Fire in Australian art and culture, writer Ben Richards and The Strange Tale of Charlie Chaplin and Stan Laurel
Podcast |
Front Row
Publisher |
BBC
Media Type |
audio
Categories Via RSS |
Society & Culture
Publication Date |
Jan 15, 2020
Episode Duration |
00:28:25

As bushfires continue to ravage huge areas of land in Australia, how have artists and writers responded to the complex historical relationship the country has with this natural phenomenon? Writers Kathryn Heyman in Sydney and Danielle Clode in Adelaide join indigenous Australian artist Judy Watson from Brisbane to consider the place of fire in Australian arts, culture and the nation’s identity.

Writer Ben Richards discusses his new Sky One television drama series, COBRA, which stars Robert Carlyle as a PM under pressure. Like the Government’s emergency committee it focuses on, the series is named after the room in which the committee meets - Cabinet Office Briefing Room A”, and explores how a national crisis tests the limits of the British government and civil society.

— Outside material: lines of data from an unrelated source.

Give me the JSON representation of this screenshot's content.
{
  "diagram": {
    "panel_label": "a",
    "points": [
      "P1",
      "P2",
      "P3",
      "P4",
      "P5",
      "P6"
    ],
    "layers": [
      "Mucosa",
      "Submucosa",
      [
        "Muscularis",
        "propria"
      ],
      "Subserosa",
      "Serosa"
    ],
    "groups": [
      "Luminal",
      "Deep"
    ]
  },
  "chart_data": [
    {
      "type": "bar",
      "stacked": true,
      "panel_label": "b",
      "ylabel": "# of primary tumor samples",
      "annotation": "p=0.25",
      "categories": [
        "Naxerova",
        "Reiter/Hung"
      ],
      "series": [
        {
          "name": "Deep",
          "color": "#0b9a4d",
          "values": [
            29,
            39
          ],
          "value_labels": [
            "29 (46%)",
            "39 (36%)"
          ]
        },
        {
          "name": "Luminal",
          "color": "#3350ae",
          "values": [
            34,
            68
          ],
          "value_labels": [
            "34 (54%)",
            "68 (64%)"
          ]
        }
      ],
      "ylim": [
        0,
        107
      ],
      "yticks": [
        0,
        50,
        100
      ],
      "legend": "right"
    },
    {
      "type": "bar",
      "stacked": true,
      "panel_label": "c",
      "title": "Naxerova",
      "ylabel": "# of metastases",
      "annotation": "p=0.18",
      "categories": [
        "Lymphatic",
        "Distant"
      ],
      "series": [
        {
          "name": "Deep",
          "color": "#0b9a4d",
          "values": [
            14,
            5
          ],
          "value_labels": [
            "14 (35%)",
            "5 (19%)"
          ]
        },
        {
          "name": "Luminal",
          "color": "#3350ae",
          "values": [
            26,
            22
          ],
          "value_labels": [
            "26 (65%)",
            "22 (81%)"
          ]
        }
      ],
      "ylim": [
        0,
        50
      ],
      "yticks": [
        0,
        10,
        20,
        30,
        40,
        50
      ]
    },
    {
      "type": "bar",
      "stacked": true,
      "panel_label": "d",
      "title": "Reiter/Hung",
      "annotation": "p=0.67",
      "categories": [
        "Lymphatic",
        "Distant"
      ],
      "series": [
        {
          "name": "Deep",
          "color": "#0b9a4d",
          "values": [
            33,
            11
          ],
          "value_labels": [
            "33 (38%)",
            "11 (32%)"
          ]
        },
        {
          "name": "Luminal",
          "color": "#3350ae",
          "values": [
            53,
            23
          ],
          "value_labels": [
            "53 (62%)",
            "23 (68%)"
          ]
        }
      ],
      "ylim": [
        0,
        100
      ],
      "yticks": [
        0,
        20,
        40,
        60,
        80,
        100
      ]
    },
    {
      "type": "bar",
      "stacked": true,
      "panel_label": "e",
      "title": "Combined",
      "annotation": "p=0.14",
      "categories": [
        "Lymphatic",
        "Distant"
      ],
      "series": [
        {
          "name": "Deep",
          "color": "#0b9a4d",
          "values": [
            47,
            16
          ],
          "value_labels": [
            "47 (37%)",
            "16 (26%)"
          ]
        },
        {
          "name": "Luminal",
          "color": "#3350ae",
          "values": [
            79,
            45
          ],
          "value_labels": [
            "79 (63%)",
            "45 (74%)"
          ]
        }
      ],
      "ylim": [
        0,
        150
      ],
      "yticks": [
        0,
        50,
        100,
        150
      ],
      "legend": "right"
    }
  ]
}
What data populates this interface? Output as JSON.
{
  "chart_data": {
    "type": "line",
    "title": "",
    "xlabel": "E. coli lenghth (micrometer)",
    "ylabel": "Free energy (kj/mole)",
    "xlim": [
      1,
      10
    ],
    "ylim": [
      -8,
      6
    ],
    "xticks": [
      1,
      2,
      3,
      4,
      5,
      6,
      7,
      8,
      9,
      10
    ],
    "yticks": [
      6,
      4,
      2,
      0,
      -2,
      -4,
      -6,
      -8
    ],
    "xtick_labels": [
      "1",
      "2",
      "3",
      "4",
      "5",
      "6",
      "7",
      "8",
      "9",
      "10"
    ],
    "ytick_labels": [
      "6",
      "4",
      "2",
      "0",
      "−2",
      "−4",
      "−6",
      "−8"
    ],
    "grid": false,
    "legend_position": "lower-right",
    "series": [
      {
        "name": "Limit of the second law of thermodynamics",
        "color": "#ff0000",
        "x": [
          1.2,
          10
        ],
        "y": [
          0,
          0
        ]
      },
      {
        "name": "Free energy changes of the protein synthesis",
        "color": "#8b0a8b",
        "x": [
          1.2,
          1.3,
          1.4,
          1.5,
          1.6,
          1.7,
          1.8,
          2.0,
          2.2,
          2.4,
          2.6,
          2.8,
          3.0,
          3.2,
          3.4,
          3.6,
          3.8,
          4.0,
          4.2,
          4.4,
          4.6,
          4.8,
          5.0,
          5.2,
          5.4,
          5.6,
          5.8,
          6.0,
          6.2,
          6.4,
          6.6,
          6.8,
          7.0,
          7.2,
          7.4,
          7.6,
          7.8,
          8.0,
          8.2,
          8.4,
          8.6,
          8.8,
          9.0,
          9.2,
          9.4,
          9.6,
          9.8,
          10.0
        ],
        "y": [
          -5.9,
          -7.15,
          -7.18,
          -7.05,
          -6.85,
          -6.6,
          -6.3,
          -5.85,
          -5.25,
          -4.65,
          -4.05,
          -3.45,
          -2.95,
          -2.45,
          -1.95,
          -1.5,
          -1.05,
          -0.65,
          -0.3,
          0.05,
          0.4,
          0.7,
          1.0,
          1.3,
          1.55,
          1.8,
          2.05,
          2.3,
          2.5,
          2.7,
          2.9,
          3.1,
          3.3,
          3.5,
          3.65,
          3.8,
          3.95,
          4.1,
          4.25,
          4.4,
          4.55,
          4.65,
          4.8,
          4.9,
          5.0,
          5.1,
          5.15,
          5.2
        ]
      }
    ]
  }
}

In 1910 the unknown Charlie Chaplin and Stan Laurel, little known clog dancers, set sail for New York as part of Fred Karno's famous music hall troupe. On this journey Charlie and Stan shared a cabin and then spent two years together touring North America, with Stan as Charlie’s understudy. Chaplin never mentioned this. Laurel never stopped talking about it. Physical theatre company Told by an Idiot have turned the story into The Strange Tale of Charlie Chaplin and Stan Laurel, performed as if it were a silent film, live. Amalia Vitale plays Chaplin and she talks to Stig Abell about her role, and acting without speaking.